Muitas portas, pessoas e janelas; passagens, encontros e olhares. Uma revisão acontece nestes ambientes com intrusiva presença dos gostos e preferências, alguns tropeços, mas nada que machuque. Com uma vaga certeza, uma gramática entronizada nesta história é o ponto alto: crochê, ponto cruz e um pouco de bordado.
Independentemente, se bordarmos nossa amizades, remendarmos um caso amoroso, ou mesmo manusear um cobertor para os dias de frio; devemos saber arrematar todas estas costuras.
Contudo, não é qualquer posição que se possa estar neste entrelace de situações, convenientemente postas diante de si : lace o último ponto e passe a agulha.
Não parece ser de interesse de alguém a constituição voluntária de quaisquer que sejam estes intriques, talvez se fossem intrigas ou mesmo uma alicantina atraente, de porte fino e estiloso, algo que o valha.
Voltamos então a janela aberta, que tem em sua vista o lugar de onde olha, não como espelho ou imitação; mas transposição visceral imaginativa com um toque de renda de bilro.
A atenção que se manifesta em direção aquele outro, que dependurado no varal depois de lavado e seco, marca toda a presença adjacente; decalcada pela força das formas de atenção, transliteração que deixou de reconhecer diferenças, molde inacabado e imperfeito.
Impassível condição, não sem objeções; uma escrita do outro passa pela escuta do outro, relação nem sempre capturada de imediato; cândida altivez ou talvez estupidez severa.
Então, uma muralha choca-se de frente e promove uma inusitada osmose, do meio mais concentrado para o simples receptor, abstrusa conversão. Ele chega com a pompa de uma deusa, de alvura estonteante, braços envolventes e um status invejável.

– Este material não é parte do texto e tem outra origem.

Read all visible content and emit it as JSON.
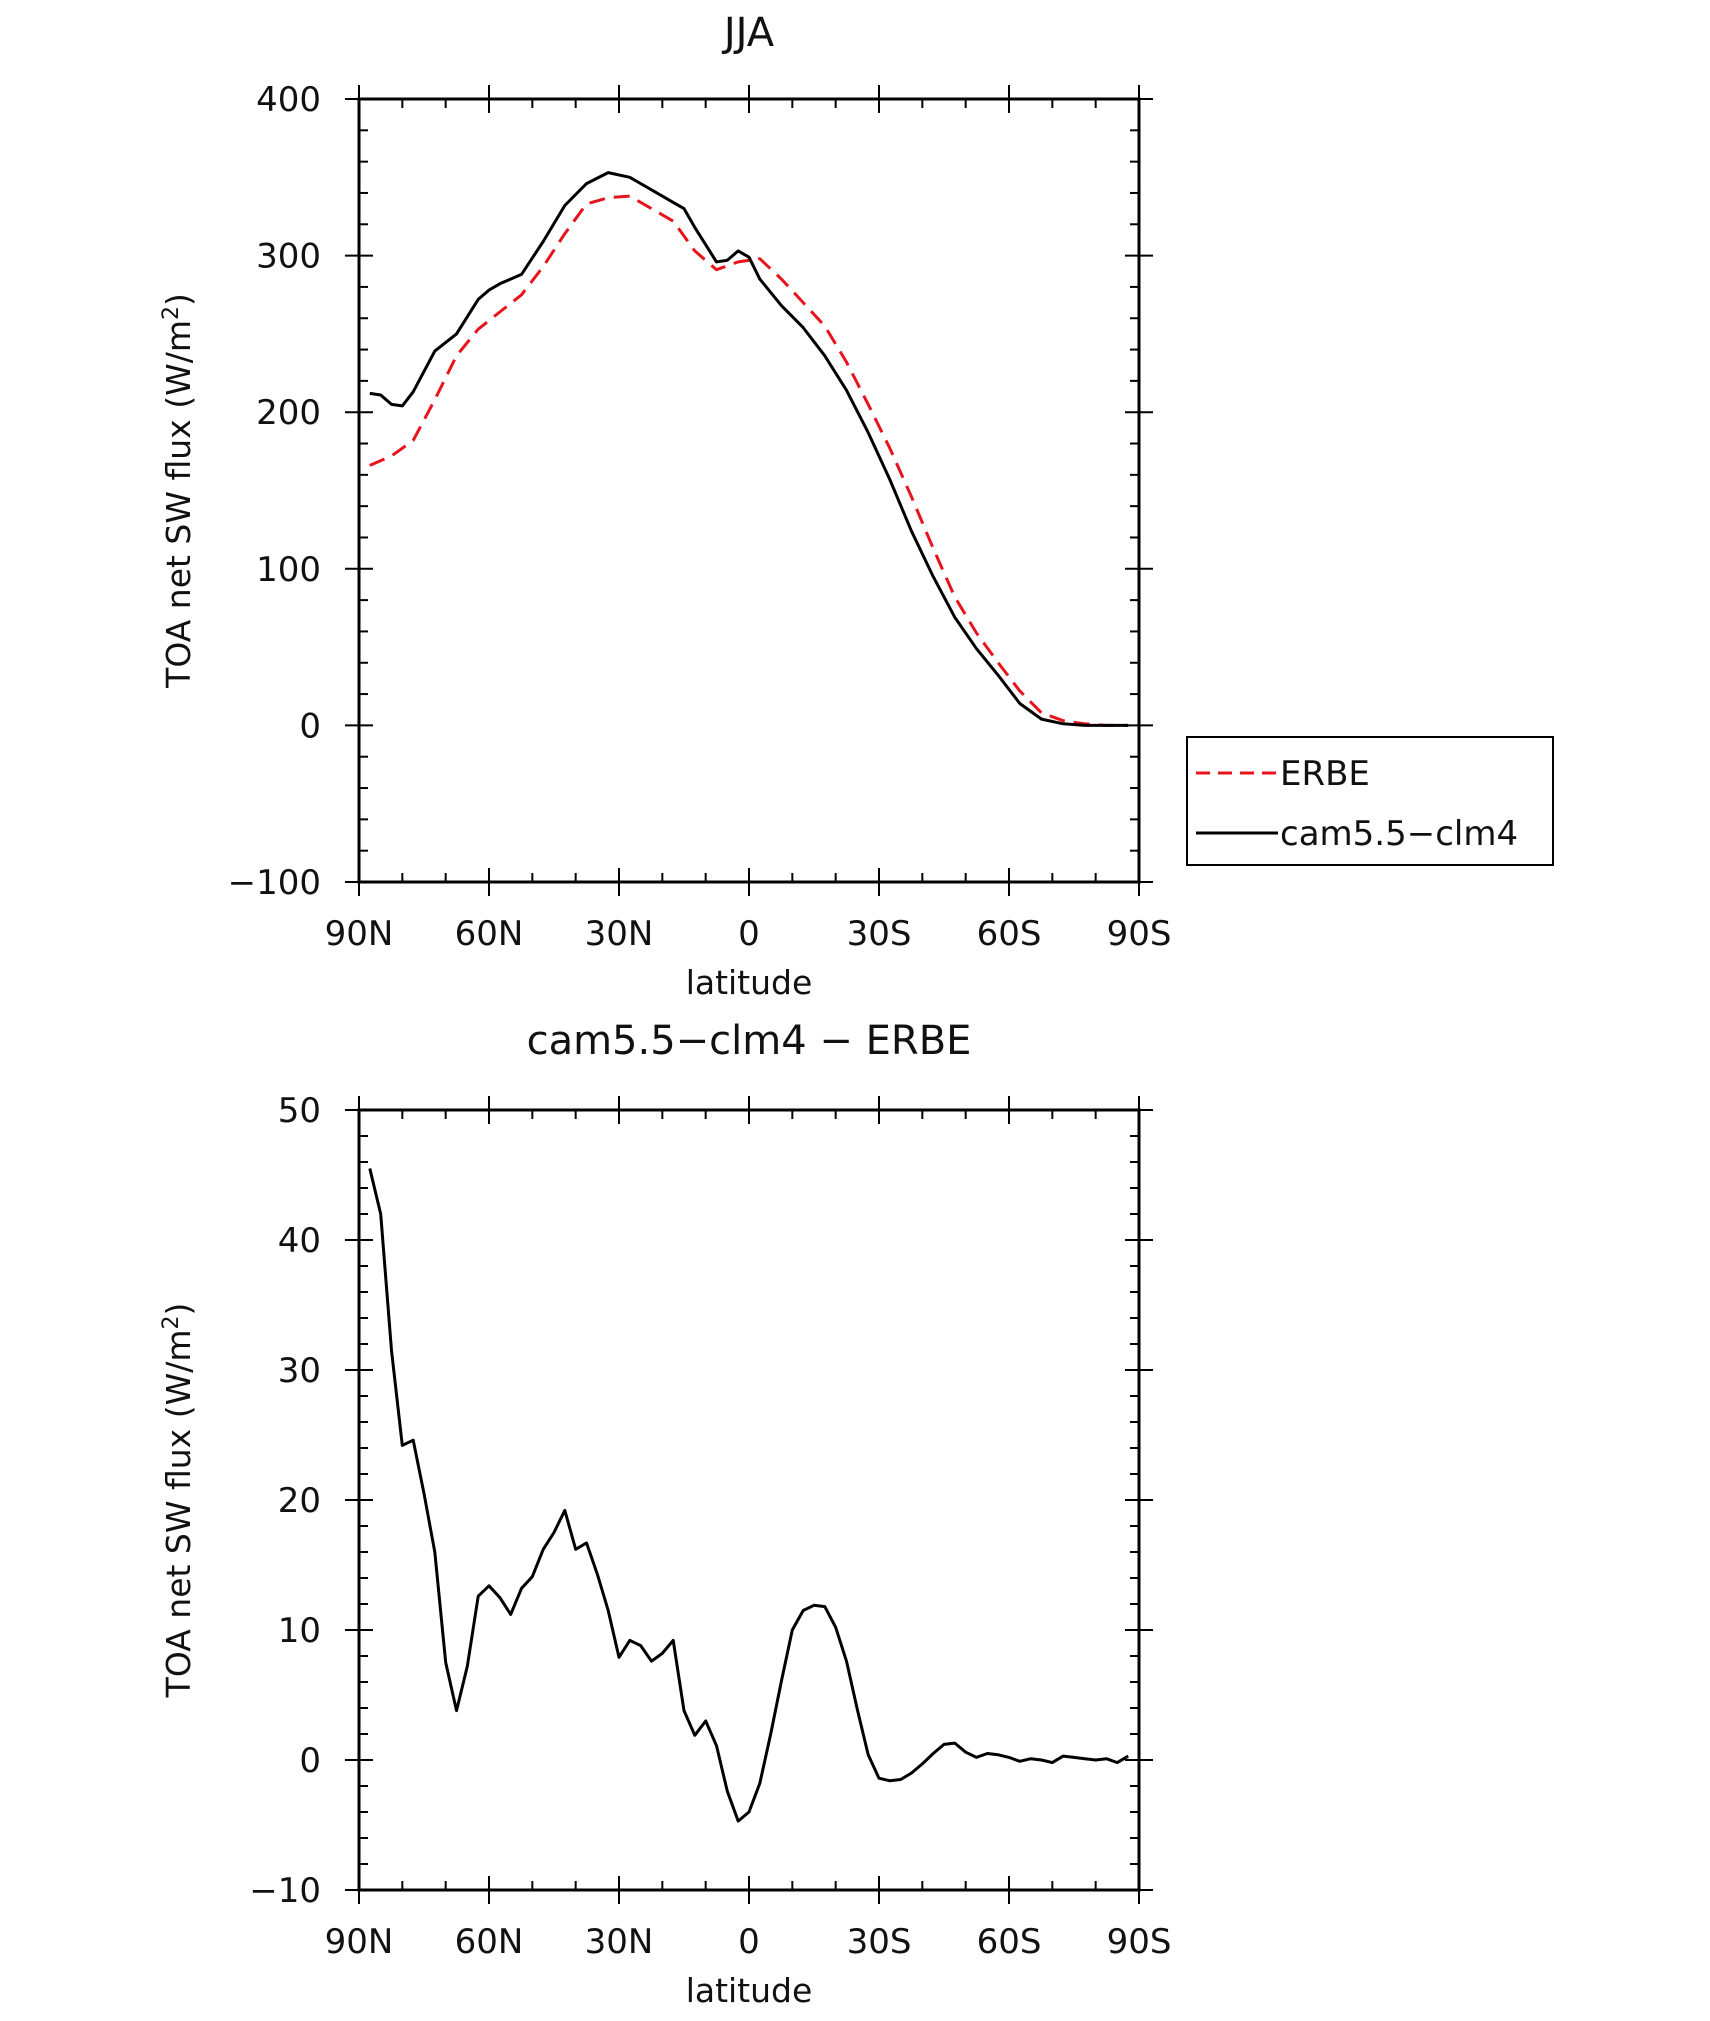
{
  "chart_data": [
    {
      "type": "line",
      "title": "JJA",
      "xlabel": "latitude",
      "ylabel": "TOA net SW flux (W/m²)",
      "ylabel_parts": {
        "main": "TOA net SW flux (W/m",
        "sup": "2",
        "end": ")"
      },
      "x_ticks": [
        {
          "value": 90,
          "label": "90N"
        },
        {
          "value": 60,
          "label": "60N"
        },
        {
          "value": 30,
          "label": "30N"
        },
        {
          "value": 0,
          "label": "0"
        },
        {
          "value": -30,
          "label": "30S"
        },
        {
          "value": -60,
          "label": "60S"
        },
        {
          "value": -90,
          "label": "90S"
        }
      ],
      "xlim": [
        90,
        -90
      ],
      "y_ticks": [
        {
          "value": 400,
          "label": "400"
        },
        {
          "value": 300,
          "label": "300"
        },
        {
          "value": 200,
          "label": "200"
        },
        {
          "value": 100,
          "label": "100"
        },
        {
          "value": 0,
          "label": "0"
        },
        {
          "value": -100,
          "label": "−100"
        }
      ],
      "ylim": [
        -100,
        400
      ],
      "legend_position": "right",
      "series": [
        {
          "name": "ERBE",
          "color": "#e8141c",
          "style": "dashed",
          "x": [
            87.5,
            82.5,
            77.5,
            72.5,
            67.5,
            62.5,
            57.5,
            52.5,
            47.5,
            42.5,
            37.5,
            32.5,
            27.5,
            22.5,
            17.5,
            12.5,
            7.5,
            2.5,
            -2.5,
            -7.5,
            -12.5,
            -17.5,
            -22.5,
            -27.5,
            -32.5,
            -37.5,
            -42.5,
            -47.5,
            -52.5,
            -57.5,
            -62.5,
            -67.5,
            -72.5,
            -77.5,
            -82.5,
            -87.5
          ],
          "y": [
            166,
            172,
            182,
            208,
            236,
            253,
            264,
            275,
            293,
            314,
            333,
            337,
            338,
            330,
            322,
            303,
            291,
            296,
            298,
            285,
            270,
            255,
            232,
            205,
            177,
            146,
            113,
            82,
            59,
            40,
            22,
            8,
            3,
            1,
            0,
            0
          ]
        },
        {
          "name": "cam5.5−clm4",
          "color": "#000000",
          "style": "solid",
          "x": [
            87.5,
            85,
            82.5,
            80,
            77.5,
            72.5,
            67.5,
            62.5,
            60,
            57.5,
            52.5,
            47.5,
            42.5,
            37.5,
            32.5,
            27.5,
            22.5,
            17.5,
            15,
            12.5,
            7.5,
            5,
            2.5,
            0,
            -2.5,
            -7.5,
            -12.5,
            -17.5,
            -22.5,
            -27.5,
            -32.5,
            -37.5,
            -42.5,
            -47.5,
            -52.5,
            -57.5,
            -62.5,
            -67.5,
            -72.5,
            -77.5,
            -82.5,
            -87.5
          ],
          "y": [
            212,
            211,
            205,
            204,
            213,
            239,
            250,
            272,
            278,
            282,
            288,
            309,
            332,
            346,
            353,
            350,
            342,
            334,
            330,
            318,
            296,
            297,
            303,
            299,
            285,
            268,
            254,
            236,
            214,
            187,
            157,
            124,
            95,
            69,
            49,
            32,
            14,
            4,
            1,
            0,
            0,
            0
          ]
        }
      ]
    },
    {
      "type": "line",
      "title": "cam5.5−clm4 − ERBE",
      "xlabel": "latitude",
      "ylabel": "TOA net SW flux (W/m²)",
      "ylabel_parts": {
        "main": "TOA net SW flux (W/m",
        "sup": "2",
        "end": ")"
      },
      "x_ticks": [
        {
          "value": 90,
          "label": "90N"
        },
        {
          "value": 60,
          "label": "60N"
        },
        {
          "value": 30,
          "label": "30N"
        },
        {
          "value": 0,
          "label": "0"
        },
        {
          "value": -30,
          "label": "30S"
        },
        {
          "value": -60,
          "label": "60S"
        },
        {
          "value": -90,
          "label": "90S"
        }
      ],
      "xlim": [
        90,
        -90
      ],
      "y_ticks": [
        {
          "value": 50,
          "label": "50"
        },
        {
          "value": 40,
          "label": "40"
        },
        {
          "value": 30,
          "label": "30"
        },
        {
          "value": 20,
          "label": "20"
        },
        {
          "value": 10,
          "label": "10"
        },
        {
          "value": 0,
          "label": "0"
        },
        {
          "value": -10,
          "label": "−10"
        }
      ],
      "ylim": [
        -10,
        50
      ],
      "series": [
        {
          "color": "#000000",
          "style": "solid",
          "x": [
            87.5,
            85,
            82.5,
            80,
            77.5,
            75,
            72.5,
            70,
            67.5,
            65,
            62.5,
            60,
            57.5,
            55,
            52.5,
            50,
            47.5,
            45,
            42.5,
            40,
            37.5,
            35,
            32.5,
            30,
            27.5,
            25,
            22.5,
            20,
            17.5,
            15,
            12.5,
            10,
            7.5,
            5,
            2.5,
            0,
            -2.5,
            -5,
            -7.5,
            -10,
            -12.5,
            -15,
            -17.5,
            -20,
            -22.5,
            -25,
            -27.5,
            -30,
            -32.5,
            -35,
            -37.5,
            -40,
            -42.5,
            -45,
            -47.5,
            -50,
            -52.5,
            -55,
            -57.5,
            -60,
            -62.5,
            -65,
            -67.5,
            -70,
            -72.5,
            -75,
            -77.5,
            -80,
            -82.5,
            -85,
            -87.5
          ],
          "y": [
            45.5,
            42.0,
            31.5,
            24.2,
            24.6,
            20.5,
            16.0,
            7.5,
            3.8,
            7.2,
            12.6,
            13.4,
            12.5,
            11.2,
            13.2,
            14.1,
            16.2,
            17.5,
            19.2,
            16.2,
            16.7,
            14.3,
            11.5,
            7.9,
            9.2,
            8.8,
            7.6,
            8.2,
            9.2,
            3.8,
            1.9,
            3.0,
            1.1,
            -2.4,
            -4.7,
            -4.0,
            -1.8,
            2.0,
            6.1,
            10.0,
            11.5,
            11.9,
            11.8,
            10.2,
            7.6,
            3.9,
            0.4,
            -1.4,
            -1.6,
            -1.5,
            -1.0,
            -0.3,
            0.5,
            1.2,
            1.3,
            0.6,
            0.2,
            0.5,
            0.4,
            0.2,
            -0.1,
            0.1,
            0.0,
            -0.2,
            0.3,
            0.2,
            0.1,
            0.0,
            0.1,
            -0.2,
            0.3
          ]
        }
      ]
    }
  ]
}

Desvanecimento energético e uma entrega de fluxo vital que por muito transfere por um único sopro todas as alegrias vividas; uma espada transpassa sua alma.
Brutal sinal de contradição, um formigamento toca seus dedos e alinhava seus braços, sutura sua visão e entorpece este coroamento. Não foi uma ojeriza que emergiu, não obstante uma confirmação de tudo que tem vivido até então.
Constrangido pela dissimulação criada pela sua própria vontade, rende- se as escusas como expiação de seu desejo carregado por um além de seu merecimento.
Retorna como se fosse um bravo cavaleiro, reluzente e tenaz combatente de uma verdade da vontade, mas o que de miragem acontece é que não pode haver um oásis onde não existe água.
As botas vão pouco a pouco deixando suas marcas no solo arenosa, ao ponto de afundarem e não mais serem vistas; mas quem de fato precisa de pernas para andar, quando são os olhos no topo da montanha que foram feitos para registrar?
Zigue zague inconstante amargura um coração, pelas suas intempéries senis na juventude, mordedura que roubou um vindouro e que cortou uma linha vital, forçando subcaminhos contingênciais, maculados pela dor; aí dele que ainda espera por transformação, sabendo que dali não é possível coser.
Nem toda linha que se enlaça encontra sua casa pra depois daquela esquina, muitas são perdidas e deixadas a deriva desta contínua viagem. De número em número, cansaço nas pernas pelo subir; subir do dia e da noite, dia que vira dia, sono que vira sonho.
Despertai, ó navegador; deixais o mar ao seu destino turbulento, sua vingança contra as naus que o desafiam; retorne ao porto do fiar, aqui tu és amigo do rei.